Billy couldn’t quit looking at them. They were pasty-faced. They looked pure, he thought, untouched by life. No pigment to the skin. Creamy white. The whites of their eyes were bright and unblemished. They even looked alike.
“You keep looking at them,” Nelson whispered. “Why are they so interesting?”
“There's something weird about those people.”
“You got that right. They’re out of some religious colony. They probably don’t know what buildings or civilization are.”
Muffled vibrations nearly sent the train off the track.
BARUMP!
BARUMP!
KATHAM!
They heard the bending of steel, the crashing of windows, screams clashing against screams, the calls of terror, and then the thundering collapse of rafters and concrete and brick. The steady pound of steps overpowered the crash of a nearby building. It was a block or two away. The ruckus wasn’t a single blow, but one of many. Another building was literally uprooted, and Billy and Nelson clutched onto the overhead hold to keep from collapsing onto the floor as the train shook.
The other group didn’t react.
They were glued to the seats, staring at each other.
One of their noses started to bleed. Nelson gasped. “Do you see that?”
Billy was breathing hard without noticing. “Yeah, I see that shit.”
The thud of gigantic steps came closer still. Each of the passengers’ noses started to leak blood. And then red crimson lines descended from their hairlines. As if invisible stitching was undone stitch by stitch, a line down the center of their faces ripped open. Their skulls split, teeth sprouting around the edges of the openings the size of knitting needles, the Venus flytrap head snapping at air. And between snaps, Billy viewed a pair of diamond-colored eyes embedded in their pink brains. The brain was a creature, and somewhere on the brains, a mouth grumbled nonsense and blathered like an insane monster.
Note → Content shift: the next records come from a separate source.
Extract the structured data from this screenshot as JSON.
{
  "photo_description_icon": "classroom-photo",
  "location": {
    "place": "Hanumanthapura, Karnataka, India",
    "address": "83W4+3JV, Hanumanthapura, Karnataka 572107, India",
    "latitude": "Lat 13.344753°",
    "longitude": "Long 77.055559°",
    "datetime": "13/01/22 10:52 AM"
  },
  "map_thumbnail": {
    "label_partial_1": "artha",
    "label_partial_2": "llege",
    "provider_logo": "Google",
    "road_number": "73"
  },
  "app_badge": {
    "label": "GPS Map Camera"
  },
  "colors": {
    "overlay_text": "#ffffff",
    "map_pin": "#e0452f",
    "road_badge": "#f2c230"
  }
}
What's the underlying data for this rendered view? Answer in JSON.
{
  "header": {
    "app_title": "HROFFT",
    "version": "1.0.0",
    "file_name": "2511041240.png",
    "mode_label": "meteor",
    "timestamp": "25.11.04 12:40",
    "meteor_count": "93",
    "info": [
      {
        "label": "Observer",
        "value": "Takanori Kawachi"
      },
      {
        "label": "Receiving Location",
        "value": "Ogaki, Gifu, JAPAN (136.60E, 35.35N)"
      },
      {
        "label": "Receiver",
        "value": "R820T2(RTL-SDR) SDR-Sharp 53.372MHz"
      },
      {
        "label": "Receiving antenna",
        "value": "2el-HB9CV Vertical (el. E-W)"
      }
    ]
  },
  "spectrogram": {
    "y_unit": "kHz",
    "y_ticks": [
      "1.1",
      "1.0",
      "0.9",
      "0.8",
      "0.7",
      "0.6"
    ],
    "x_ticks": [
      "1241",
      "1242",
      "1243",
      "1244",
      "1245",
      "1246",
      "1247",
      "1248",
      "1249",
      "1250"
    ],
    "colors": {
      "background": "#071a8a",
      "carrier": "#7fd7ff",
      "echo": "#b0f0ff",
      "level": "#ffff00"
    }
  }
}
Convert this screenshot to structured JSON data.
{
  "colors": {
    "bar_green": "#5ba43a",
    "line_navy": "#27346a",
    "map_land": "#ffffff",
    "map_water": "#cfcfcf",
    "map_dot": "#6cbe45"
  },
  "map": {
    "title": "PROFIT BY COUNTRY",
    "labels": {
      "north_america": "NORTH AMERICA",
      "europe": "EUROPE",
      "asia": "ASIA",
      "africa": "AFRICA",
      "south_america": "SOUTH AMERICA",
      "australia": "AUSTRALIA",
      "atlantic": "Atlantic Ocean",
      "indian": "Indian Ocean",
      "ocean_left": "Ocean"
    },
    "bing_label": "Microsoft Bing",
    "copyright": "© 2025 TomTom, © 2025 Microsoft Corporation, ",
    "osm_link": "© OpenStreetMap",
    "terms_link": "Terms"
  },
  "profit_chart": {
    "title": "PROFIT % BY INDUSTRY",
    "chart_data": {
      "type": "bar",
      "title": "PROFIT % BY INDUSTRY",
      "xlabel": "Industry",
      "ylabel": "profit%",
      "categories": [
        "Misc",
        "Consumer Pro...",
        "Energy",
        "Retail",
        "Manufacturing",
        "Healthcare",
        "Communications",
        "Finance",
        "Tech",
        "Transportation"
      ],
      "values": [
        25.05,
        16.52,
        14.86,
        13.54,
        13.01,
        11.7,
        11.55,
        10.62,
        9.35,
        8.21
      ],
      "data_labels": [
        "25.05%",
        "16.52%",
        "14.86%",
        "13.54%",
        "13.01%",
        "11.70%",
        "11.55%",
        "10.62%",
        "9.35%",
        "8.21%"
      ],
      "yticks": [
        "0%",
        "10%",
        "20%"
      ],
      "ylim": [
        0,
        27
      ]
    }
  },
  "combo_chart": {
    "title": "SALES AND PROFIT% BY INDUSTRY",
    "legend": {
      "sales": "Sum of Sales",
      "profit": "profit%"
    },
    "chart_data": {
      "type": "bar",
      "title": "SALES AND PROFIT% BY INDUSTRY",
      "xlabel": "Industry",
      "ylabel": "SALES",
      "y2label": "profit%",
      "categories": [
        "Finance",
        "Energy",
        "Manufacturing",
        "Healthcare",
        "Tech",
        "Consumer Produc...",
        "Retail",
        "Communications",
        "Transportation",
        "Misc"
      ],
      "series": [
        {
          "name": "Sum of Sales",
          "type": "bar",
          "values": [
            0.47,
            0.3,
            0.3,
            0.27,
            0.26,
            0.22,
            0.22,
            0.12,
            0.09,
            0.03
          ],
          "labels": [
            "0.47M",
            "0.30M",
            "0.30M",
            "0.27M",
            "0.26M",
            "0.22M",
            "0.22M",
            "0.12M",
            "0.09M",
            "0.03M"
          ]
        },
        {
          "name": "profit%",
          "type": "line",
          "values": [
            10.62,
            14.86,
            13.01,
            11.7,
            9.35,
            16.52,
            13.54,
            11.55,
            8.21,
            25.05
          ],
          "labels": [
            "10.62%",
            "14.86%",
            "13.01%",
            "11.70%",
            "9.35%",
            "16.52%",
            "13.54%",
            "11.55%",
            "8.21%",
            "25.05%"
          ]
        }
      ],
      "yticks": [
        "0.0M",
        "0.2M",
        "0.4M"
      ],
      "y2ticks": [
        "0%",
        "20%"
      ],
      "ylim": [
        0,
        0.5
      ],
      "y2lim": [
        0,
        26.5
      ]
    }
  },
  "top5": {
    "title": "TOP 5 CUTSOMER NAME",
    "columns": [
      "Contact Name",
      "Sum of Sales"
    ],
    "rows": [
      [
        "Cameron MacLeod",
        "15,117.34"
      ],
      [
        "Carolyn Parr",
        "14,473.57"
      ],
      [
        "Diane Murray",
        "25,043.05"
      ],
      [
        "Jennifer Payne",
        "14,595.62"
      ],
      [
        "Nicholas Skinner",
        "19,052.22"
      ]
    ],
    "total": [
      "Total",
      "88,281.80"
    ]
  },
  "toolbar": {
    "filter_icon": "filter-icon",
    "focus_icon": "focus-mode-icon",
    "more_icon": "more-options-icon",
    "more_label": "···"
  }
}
The eight shot up from their seats, each with the same flytrap head. The chattering and clamping of teeth continued as they edged toward Billy and Nelson. The overhead lights flickered out. Darkness surrounded them. Their steps closed in.
From the end of the car, the source of the outside devastation presented itself. A bare leg—a human leg—the size of a column at the Lincoln Memorial—swiped the car. The train was hurled from the track and plummeted onto the street.